When the news starting spreading about this viral outbreak, at first an epidemic in China, it was made apparent that one of the steps to stay safe was to wash your hands. Instantly the world, including myself, was sucked in to this necessity and starting buying excessive amounts of hand sanitizer, gels, sprays and other liquids to assist in this need. Singing “Happy Birthday” suddenly had a new meaning and the world, as always, consumed the information and the newer commercial products in greater volume.

It made me think; when did I actually last use, what my Grandma would have called, “a proper bar of soap.” Would it even protect me? Subsequently, as a consumer, my naivety and thirst for new products had meant that I’d lost sight and understanding. As we all are, I had been sucked in to a world of marketing, trends and fashionable items, whilst not thinking about all of the benefits, prices and opportunity costs.

Why do I need the latest fragranced hand wash and its fancy applications, when I can buy a bar of “proper” soap? For clean hands and to assist in dissipating any viral germs (the latest pre-requisite) a standard bar of soap is proven to be the most effective washing supplement. And where did I find my bar of soap? In my sock drawer!

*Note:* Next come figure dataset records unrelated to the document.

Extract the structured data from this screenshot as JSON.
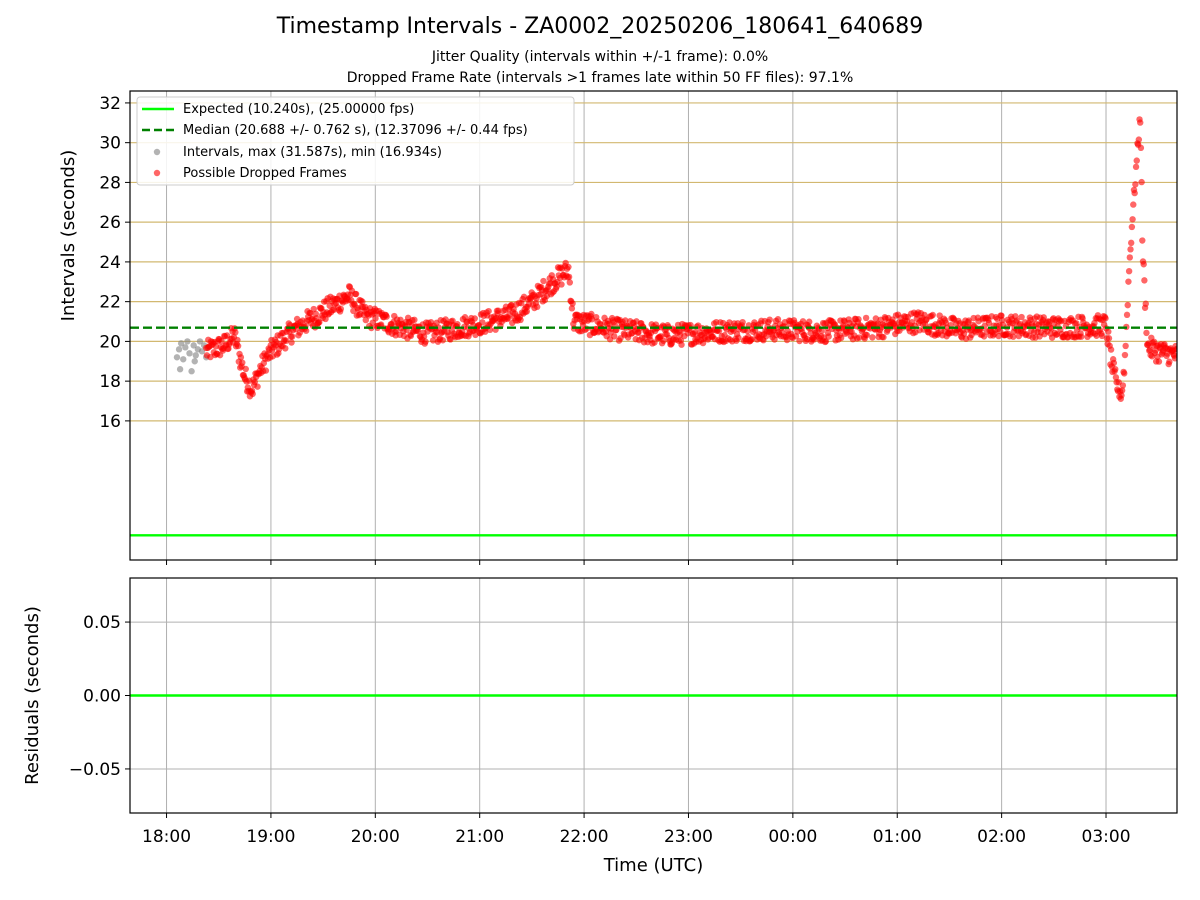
{
  "chart_data": [
    {
      "type": "scatter",
      "title": "Timestamp Intervals - ZA0002_20250206_180641_640689",
      "subtitles": [
        "Jitter Quality (intervals within +/-1 frame): 0.0%",
        "Dropped Frame Rate (intervals >1 frames late within 50 FF files): 97.1%"
      ],
      "ylabel": "Intervals (seconds)",
      "xlim_hours": [
        17.65,
        27.68
      ],
      "ylim": [
        9.0,
        32.6
      ],
      "yticks": [
        16,
        18,
        20,
        22,
        24,
        26,
        28,
        30,
        32
      ],
      "ytick_labels": [
        "16",
        "18",
        "20",
        "22",
        "24",
        "26",
        "28",
        "30",
        "32"
      ],
      "xticks_hours": [
        18,
        19,
        20,
        21,
        22,
        23,
        24,
        25,
        26,
        27
      ],
      "grid": "horizontal and vertical",
      "legend_position": "top-left",
      "reference_lines": [
        {
          "name": "Expected (10.240s), (25.00000 fps)",
          "value": 10.24,
          "color": "#00ff00",
          "style": "solid"
        },
        {
          "name": "Median (20.688 +/- 0.762 s), (12.37096 +/- 0.44 fps)",
          "value": 20.688,
          "color": "#008000",
          "style": "dashed"
        }
      ],
      "series": [
        {
          "name": "Intervals, max (31.587s), min (16.934s)",
          "color": "#808080",
          "x_range_hours": [
            18.1,
            18.4
          ],
          "points": [
            [
              18.1,
              19.2
            ],
            [
              18.12,
              19.6
            ],
            [
              18.14,
              19.9
            ],
            [
              18.16,
              19.1
            ],
            [
              18.18,
              19.7
            ],
            [
              18.2,
              20.0
            ],
            [
              18.22,
              19.4
            ],
            [
              18.24,
              18.5
            ],
            [
              18.26,
              19.8
            ],
            [
              18.28,
              19.3
            ],
            [
              18.3,
              19.6
            ],
            [
              18.32,
              20.0
            ],
            [
              18.34,
              19.5
            ],
            [
              18.36,
              19.8
            ],
            [
              18.38,
              19.2
            ],
            [
              18.4,
              19.7
            ],
            [
              18.13,
              18.6
            ],
            [
              18.27,
              19.0
            ]
          ]
        },
        {
          "name": "Possible Dropped Frames",
          "color": "#ff0000",
          "x_range_hours": [
            18.38,
            27.68
          ],
          "trend": [
            [
              18.38,
              19.5
            ],
            [
              18.55,
              19.8
            ],
            [
              18.65,
              20.3
            ],
            [
              18.75,
              18.2
            ],
            [
              18.82,
              17.6
            ],
            [
              18.9,
              18.6
            ],
            [
              19.0,
              19.5
            ],
            [
              19.2,
              20.5
            ],
            [
              19.5,
              21.5
            ],
            [
              19.75,
              22.3
            ],
            [
              19.9,
              21.3
            ],
            [
              20.2,
              20.8
            ],
            [
              20.5,
              20.4
            ],
            [
              20.8,
              20.7
            ],
            [
              21.0,
              20.9
            ],
            [
              21.3,
              21.3
            ],
            [
              21.5,
              22.0
            ],
            [
              21.7,
              23.0
            ],
            [
              21.85,
              23.6
            ],
            [
              21.9,
              21.0
            ],
            [
              22.3,
              20.6
            ],
            [
              22.8,
              20.3
            ],
            [
              23.3,
              20.5
            ],
            [
              23.8,
              20.6
            ],
            [
              24.3,
              20.5
            ],
            [
              24.8,
              20.7
            ],
            [
              25.2,
              21.0
            ],
            [
              25.6,
              20.6
            ],
            [
              26.0,
              20.8
            ],
            [
              26.5,
              20.7
            ],
            [
              27.0,
              20.8
            ],
            [
              27.05,
              19.0
            ],
            [
              27.1,
              17.8
            ],
            [
              27.15,
              17.3
            ],
            [
              27.18,
              19.0
            ],
            [
              27.22,
              23.5
            ],
            [
              27.25,
              26.0
            ],
            [
              27.3,
              29.5
            ],
            [
              27.33,
              31.5
            ],
            [
              27.35,
              24.5
            ],
            [
              27.4,
              19.7
            ],
            [
              27.5,
              19.5
            ],
            [
              27.68,
              19.3
            ]
          ]
        }
      ]
    },
    {
      "type": "line",
      "ylabel": "Residuals (seconds)",
      "xlabel": "Time (UTC)",
      "ylim": [
        -0.08,
        0.08
      ],
      "yticks": [
        -0.05,
        0.0,
        0.05
      ],
      "ytick_labels": [
        "−0.05",
        "0.00",
        "0.05"
      ],
      "xticks_hours": [
        18,
        19,
        20,
        21,
        22,
        23,
        24,
        25,
        26,
        27
      ],
      "xtick_labels": [
        "18:00",
        "19:00",
        "20:00",
        "21:00",
        "22:00",
        "23:00",
        "00:00",
        "01:00",
        "02:00",
        "03:00"
      ],
      "grid": "horizontal and vertical",
      "series": [
        {
          "name": "Residuals",
          "color": "#00ff00",
          "values": [
            0.0,
            0.0
          ]
        }
      ]
    }
  ]
}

To come full circle, I wanted to highlight our over-consumption. Our taste and desire for fancy, resource-thirsty products. Our oversight of simple but effective produce. Our desire to impulse buy. Our lack of concern over how these consumption patterns are contributing, to biggest threat of all, global warming and resource exhaustion. To refer back to Jared Diamond; he was clear that humans won’t survive continued neglect of the planet and whilst Covid-19 will be eradicated, we now need our mind-set geared towards a more sustainable (greener) globalised consumer world, with agreement and cooperation at its core.

It can be introduced successfully and let’s hope world leadership doesn’t allow for increased isolation, at the cost of global cooperation that will be required, to alleviate and reduce barriers in assisting with the common goal of a healthy planet. What we can learn from this pandemic, whilst the lesson-content is tough, needs to be taken.

In the meantime, we are grateful to all medical professionals and whilst the lockdown is tough, both physically and mentally, we need to reflect also on where we are within the larger network of people, towns, cities, countries and beyond.

Please stay safe and buy a bar of soap.